The results obtain in this research is a script that is used in ceremonies of dewa yadnya are holy script bijaksara/wijaksara and modre script. The forms of the sacred letters, contain in Nasarin ceremony, Mendem pedagingan, Mlaspas, and Ngenteg Linggih. The functions contain in dewa yadnya ceremony are metalingual functions. Metalinguial function is translated into 5 functions, which are : ( 1 ) as a cultural identity; ( 2 ) as a symbol of divinity; ( 3 ) as a magical symbol; ( 4 ) as a symbol of purification; ( 5 ) as a symbol of strength.
Keywords : form, function, ceremony
Abstrak
Aksara Bali merupakan salah satu warisan budaya yang telah diwariskan secara turun temurun. Oleh karena itu, sangat penting untuk dilakukan. Penelitian mengenai fungsi aksara Bali pada upacara Dewa Yadnya di Bali ini, bertujuan untuk memahami bentuk dan fungsi dari aksara Bali pada upacara Dewa Yadnya. Selain itu juga, untuk menginventarisasi kebudayaan khususnya aksara Bali sebagai aksara suci di Bali.
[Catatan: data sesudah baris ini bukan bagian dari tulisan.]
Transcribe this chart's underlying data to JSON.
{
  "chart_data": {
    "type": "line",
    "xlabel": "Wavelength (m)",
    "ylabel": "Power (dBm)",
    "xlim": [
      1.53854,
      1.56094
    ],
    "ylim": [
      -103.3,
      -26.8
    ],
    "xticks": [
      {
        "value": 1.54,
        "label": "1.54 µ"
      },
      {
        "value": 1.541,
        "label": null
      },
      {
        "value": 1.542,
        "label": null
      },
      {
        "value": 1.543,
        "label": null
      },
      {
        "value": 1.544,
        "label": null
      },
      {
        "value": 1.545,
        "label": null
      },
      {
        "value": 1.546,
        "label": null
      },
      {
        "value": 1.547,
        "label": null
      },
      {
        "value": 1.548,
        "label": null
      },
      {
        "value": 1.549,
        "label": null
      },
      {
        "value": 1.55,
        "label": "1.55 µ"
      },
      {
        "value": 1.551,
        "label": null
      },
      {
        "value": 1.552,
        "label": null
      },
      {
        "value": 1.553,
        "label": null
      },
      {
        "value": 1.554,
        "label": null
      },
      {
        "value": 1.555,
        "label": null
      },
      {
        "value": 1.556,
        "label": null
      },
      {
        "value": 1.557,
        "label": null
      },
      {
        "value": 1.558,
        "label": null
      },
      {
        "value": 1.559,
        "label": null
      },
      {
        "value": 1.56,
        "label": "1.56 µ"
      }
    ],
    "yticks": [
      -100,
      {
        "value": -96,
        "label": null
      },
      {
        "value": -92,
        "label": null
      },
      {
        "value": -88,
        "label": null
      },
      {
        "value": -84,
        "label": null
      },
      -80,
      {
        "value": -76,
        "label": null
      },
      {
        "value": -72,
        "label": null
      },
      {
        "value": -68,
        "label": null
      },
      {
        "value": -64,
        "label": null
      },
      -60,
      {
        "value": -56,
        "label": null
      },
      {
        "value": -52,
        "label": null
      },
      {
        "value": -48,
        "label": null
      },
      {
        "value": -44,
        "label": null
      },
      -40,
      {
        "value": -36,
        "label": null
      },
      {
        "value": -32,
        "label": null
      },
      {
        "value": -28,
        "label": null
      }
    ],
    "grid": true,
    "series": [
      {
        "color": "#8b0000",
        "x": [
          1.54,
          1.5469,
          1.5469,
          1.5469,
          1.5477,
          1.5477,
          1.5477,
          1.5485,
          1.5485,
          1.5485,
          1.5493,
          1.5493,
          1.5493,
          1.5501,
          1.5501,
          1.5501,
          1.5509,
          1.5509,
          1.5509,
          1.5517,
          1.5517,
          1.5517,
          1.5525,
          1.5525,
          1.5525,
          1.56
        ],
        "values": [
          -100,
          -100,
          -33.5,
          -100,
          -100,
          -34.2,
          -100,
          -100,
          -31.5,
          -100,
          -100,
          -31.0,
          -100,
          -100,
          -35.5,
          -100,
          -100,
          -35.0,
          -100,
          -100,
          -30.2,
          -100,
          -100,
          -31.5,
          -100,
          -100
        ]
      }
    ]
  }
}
Landasan teori yang digunakan dalam penelitian ini adalah teori fonologi, dan linguistik kebudayaan. Metode dan teknik yang digunakan dalam penelitian ini dibagi ke dalam tiga tahapan yaitu, metode dan teknik penyediaan data mempergunakan metode simak dan metode cakap disertai teknik rekam atau foto; metode dan teknik analisis data menggunakan metode metode kualitatif dikombinasikan dengan teknik deskriptif analitis; serta metode dan teknik penyajian hasil analisis data menggunakan metode formal dan informal, disertai teknik induktif dan deduktif.
Hasil yang diperoleh dalam penelitian ini adalah aksara yang digunakan dalam upacara dewa yadnya yaitu aksara suci bijaksara/ wijaksara dan aksara modre yang berasal dari aksara swalalita. Bentuk-bentuk aksara suci tersebut, terdapat pada
upacara Nasarin, Mendem Padagingan, Mlaspas, dan Ngenteg Linggih. Fungsi-fungsi yang terkandung di dalam upacara dewa yadnya yaitu fungsi metalingual. Fungsi metalingual tersebut dijabarkan dalam 5 fungsi, yakni: (1) sebagai identitas budaya Bali; (2) sebagai simbol Tuhan Yang Mahaesa; (3) sebagai simbol magis/mistis; (4) sebagai simbol penyucian ; (5) sebagai simbol kekuatan.
Kata kunci: bentuk, fungsi, upacara.
Menurut jenis aksara, aksara Bali dimasukkan pada aksara yang menggunakan sistem silabis (suku kata) namun bukan silabis murni karena bercampur dengan sistem fonemis/ alfabetis (Antara, 2008:181, Sulibra, 2013:116, Tim Penyusun, 1998:12). Sebagai sebuah sistem, aksara Bali juga memiliki aturan menulis, urutan abjad, cara melafalkan abjad, struktur karakter dan sebagainya, yang disebut dengan Pasang Aksara Bali.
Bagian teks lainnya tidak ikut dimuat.